To determine whether DA emerged first or Xiao emerged first, we searched the two insertion junction sequences and internal sequences of each DA and Xiao copy against the recently released orangutan contig sequences and found that the orangutan genome has nearly all the Xiao copies but only the type I DAs (Fig. 3).

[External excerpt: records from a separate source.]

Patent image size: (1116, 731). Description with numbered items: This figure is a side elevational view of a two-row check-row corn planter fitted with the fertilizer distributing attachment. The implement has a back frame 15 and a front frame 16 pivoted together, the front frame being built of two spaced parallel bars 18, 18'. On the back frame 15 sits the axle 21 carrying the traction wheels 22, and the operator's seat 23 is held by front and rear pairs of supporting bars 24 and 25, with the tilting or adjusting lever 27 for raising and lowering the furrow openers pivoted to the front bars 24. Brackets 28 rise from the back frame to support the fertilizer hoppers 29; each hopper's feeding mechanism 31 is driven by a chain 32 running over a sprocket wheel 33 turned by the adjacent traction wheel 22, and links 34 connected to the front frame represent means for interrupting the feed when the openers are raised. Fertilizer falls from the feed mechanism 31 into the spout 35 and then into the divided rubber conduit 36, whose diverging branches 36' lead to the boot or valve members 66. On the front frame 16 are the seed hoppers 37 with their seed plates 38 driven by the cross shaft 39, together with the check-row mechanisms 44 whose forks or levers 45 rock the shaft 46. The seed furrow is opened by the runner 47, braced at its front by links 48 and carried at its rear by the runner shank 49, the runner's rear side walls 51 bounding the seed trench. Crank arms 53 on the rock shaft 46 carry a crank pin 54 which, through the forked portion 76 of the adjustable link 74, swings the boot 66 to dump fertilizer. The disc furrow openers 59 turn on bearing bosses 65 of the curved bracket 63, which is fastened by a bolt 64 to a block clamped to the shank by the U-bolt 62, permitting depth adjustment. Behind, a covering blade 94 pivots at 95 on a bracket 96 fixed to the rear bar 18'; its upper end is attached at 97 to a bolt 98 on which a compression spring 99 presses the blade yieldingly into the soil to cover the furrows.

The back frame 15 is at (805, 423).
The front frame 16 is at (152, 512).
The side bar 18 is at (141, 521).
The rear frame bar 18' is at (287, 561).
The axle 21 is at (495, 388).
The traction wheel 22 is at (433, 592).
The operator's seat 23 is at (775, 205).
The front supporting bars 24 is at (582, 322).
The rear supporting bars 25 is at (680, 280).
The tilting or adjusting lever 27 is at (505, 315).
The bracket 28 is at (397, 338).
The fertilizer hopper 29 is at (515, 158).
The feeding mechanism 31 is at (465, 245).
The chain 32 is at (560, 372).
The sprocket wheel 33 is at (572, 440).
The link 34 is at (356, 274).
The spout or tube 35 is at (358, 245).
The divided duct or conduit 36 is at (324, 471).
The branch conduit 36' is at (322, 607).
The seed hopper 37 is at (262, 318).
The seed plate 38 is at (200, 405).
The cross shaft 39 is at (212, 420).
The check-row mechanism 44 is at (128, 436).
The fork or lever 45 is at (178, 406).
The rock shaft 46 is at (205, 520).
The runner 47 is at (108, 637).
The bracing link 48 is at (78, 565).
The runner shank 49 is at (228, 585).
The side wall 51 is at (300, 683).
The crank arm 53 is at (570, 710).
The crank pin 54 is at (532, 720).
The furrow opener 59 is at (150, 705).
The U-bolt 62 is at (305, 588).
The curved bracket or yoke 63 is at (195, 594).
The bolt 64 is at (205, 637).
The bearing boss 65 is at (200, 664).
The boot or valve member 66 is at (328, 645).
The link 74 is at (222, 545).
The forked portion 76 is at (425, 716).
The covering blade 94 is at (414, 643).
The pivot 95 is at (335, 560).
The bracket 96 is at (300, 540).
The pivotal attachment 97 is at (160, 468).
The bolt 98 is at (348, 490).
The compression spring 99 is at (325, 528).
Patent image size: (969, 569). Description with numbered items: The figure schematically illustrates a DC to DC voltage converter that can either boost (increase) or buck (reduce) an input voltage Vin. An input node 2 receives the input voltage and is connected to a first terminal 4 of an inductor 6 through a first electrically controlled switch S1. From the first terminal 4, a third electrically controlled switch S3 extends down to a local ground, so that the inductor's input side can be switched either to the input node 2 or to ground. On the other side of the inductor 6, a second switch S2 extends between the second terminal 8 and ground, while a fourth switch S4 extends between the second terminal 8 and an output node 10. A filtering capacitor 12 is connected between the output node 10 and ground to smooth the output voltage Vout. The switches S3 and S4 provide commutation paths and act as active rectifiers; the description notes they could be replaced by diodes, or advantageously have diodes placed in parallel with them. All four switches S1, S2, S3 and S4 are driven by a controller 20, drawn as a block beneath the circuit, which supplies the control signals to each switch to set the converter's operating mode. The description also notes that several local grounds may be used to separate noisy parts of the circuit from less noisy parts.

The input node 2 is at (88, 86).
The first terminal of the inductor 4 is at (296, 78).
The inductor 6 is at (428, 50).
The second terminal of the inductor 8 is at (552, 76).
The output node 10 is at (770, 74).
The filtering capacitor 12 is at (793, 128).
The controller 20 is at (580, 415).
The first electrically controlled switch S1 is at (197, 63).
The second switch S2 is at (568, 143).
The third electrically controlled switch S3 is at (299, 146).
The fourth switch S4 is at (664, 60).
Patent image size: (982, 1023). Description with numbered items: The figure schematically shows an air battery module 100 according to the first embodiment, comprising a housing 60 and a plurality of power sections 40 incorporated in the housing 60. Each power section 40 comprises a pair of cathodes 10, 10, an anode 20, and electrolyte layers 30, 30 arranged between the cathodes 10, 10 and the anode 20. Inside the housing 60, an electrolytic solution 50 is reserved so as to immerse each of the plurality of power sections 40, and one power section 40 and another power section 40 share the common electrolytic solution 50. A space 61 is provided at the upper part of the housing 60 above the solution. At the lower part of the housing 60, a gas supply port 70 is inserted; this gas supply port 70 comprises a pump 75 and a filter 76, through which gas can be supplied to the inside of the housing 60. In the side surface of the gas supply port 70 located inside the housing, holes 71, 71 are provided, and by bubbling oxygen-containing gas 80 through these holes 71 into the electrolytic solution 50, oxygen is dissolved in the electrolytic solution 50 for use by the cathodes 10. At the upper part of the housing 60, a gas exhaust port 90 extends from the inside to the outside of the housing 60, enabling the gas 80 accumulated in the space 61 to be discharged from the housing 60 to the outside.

This indicates that most Xiao copies appeared in the genome before the human–orangutan divergence, whereas the majority of DA copies (types II and III) emerged after the human-orangutan divergence ~14 Myr ago [25], consistent with a study finding HERV-H/HERV-E hybrids in the human and chimp genomes but not in the orangutan genome [30]. We searched the published chimeric sequences against the human genome and found that they all reside in the type II DA core, where a HERV-E inserted into a HERV-H (Figs. 2 and 3), but nowhere else.
These bioinformatics analysis results were confirmed by our polymerase chain reaction experiments (unpublished data) that examined the insertion junctions of each DA/Xiao copy as well as the internal chimeric fusion junctions of the DA core (Fig. 2) in the genomes of various primates, which will be reported in a separate manuscript in detail.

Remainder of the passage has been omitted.